Why you always need to double check when buying classics

Gulliver’s Travels by Jonathan Swift (ABRIDGED)

Publisher: Collins Classics (Harper Collins)
Pages: 320 – including introduction/glossary (Paperback)
Form: Novel
Series: Standalone

Story Rating: 4/5 (?)
Publisher’s Rating: 1/5

There are few words for how pissed off I am right now. After finishing this book and trying to pull my thoughts together (and boy are there a lot of thoughts!) I did a bit of looking around to see what others have to say about it and chatted it over with my dad, when what do I find  but that people are talking about stuff that I never read! Apparently, although it doesn’t say it anywhere I can find, the copy I’ve just read is an abridged one – how heavily I don’t know but I’m pissed off.

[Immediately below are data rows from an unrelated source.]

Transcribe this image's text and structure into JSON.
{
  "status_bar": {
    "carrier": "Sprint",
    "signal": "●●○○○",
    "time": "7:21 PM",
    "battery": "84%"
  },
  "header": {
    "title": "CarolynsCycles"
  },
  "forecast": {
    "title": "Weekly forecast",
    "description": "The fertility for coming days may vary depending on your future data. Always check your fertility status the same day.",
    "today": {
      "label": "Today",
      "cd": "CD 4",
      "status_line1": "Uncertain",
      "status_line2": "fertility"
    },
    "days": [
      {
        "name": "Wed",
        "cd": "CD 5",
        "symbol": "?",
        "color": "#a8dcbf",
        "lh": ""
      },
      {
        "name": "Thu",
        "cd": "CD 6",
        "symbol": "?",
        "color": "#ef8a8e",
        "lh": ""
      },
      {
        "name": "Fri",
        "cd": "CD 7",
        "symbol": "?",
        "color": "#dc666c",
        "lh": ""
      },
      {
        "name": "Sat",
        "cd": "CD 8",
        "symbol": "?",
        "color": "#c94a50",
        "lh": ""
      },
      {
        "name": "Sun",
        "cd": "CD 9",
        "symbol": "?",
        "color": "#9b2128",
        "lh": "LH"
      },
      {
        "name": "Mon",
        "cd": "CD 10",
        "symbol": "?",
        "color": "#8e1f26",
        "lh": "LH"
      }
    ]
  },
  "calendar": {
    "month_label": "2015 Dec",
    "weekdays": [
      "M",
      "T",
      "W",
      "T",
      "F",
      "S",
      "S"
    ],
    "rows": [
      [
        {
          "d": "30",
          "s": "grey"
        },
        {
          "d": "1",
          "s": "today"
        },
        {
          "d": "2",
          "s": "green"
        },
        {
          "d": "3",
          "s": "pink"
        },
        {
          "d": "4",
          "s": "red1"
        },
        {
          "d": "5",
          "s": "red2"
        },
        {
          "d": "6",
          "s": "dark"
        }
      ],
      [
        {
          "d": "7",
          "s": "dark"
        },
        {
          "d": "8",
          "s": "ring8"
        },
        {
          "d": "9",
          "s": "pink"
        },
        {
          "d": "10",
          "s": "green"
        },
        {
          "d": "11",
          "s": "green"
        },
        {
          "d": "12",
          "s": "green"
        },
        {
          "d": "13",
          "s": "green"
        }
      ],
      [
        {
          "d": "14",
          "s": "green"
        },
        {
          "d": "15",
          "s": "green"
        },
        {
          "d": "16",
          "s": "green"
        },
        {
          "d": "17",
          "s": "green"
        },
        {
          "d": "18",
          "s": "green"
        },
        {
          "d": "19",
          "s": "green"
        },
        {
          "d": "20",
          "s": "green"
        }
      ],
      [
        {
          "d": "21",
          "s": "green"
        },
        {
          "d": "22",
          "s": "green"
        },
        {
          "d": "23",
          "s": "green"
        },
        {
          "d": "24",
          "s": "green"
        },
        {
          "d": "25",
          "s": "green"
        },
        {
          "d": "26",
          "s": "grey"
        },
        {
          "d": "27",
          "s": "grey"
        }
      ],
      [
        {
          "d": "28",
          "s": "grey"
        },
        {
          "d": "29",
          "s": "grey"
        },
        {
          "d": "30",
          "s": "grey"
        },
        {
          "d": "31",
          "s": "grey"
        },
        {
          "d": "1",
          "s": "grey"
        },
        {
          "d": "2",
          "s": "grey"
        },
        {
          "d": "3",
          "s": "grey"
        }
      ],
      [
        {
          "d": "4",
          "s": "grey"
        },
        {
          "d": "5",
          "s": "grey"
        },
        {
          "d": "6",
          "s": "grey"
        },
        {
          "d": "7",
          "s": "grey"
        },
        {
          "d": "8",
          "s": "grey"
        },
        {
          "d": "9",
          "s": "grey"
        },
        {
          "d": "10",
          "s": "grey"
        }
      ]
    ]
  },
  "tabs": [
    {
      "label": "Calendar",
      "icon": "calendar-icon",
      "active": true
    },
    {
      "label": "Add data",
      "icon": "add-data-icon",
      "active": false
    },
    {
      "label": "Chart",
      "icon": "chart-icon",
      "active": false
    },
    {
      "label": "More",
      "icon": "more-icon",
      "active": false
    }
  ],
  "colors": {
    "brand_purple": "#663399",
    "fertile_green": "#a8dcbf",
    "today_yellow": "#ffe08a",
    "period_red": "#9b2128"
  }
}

Now this is at least partly my fault for not triple checking before I started reading. I knew after all that Gulliver’s Travels has frequently been abridged to sell to children – I owned one of these kiddie’s versions as a child after all. What I didn’t expect though was that an adult publishing company, printing a ‘classics’ range, would use an abridged text (and I’m pretty sure I did double-check the small print to see if it was abridged before I bought it too – though obviously not well enough). I am really angry at myself right now but am more angry at HarperCollins – there is no excuse for trimming down books and even less of an excuse for not making it obvious that it’s not the full text.

So although I had so many thoughts about this book and it raised so many questions I simply don’t feel qualified to be able to discuss them because, despite finishing my copy I still haven’t actually read the book.  If I thought it was just little things that had been edited out I might be more forgiving and prepared to write a review anyway, but in addition to cutting the preface and censoring the rude parts (apparently I missed a funny scene where Gulliver urinates on the Lilliputian palace to put out a fire) they’ve also cut at least one thing from the fourth voyage that would have profoundly affected my opinion of the main character had it been kept in, and I just don’t know how many similar incidents might have been cut in the rest of the book. Therefore until I read the full text I can’t give a review. And while I fully intend to do just that, right now I just want to move on and read something different.

I’ve given the book a provisional mark of 4/5 because I did like it, quite a lot in places, and it was a fascinating read. HarperCollins  however gets 1/5 for being massive dickwads and I shall be turning this book in to my local charity shop after doing the unthinkable and scrawling ‘abridged’ right on that shiny white cover in permanent marker (ok, maybe it’ll just be old regular ink on the inside cover, but I’m not letting it be sold on without some sort of warning anyway).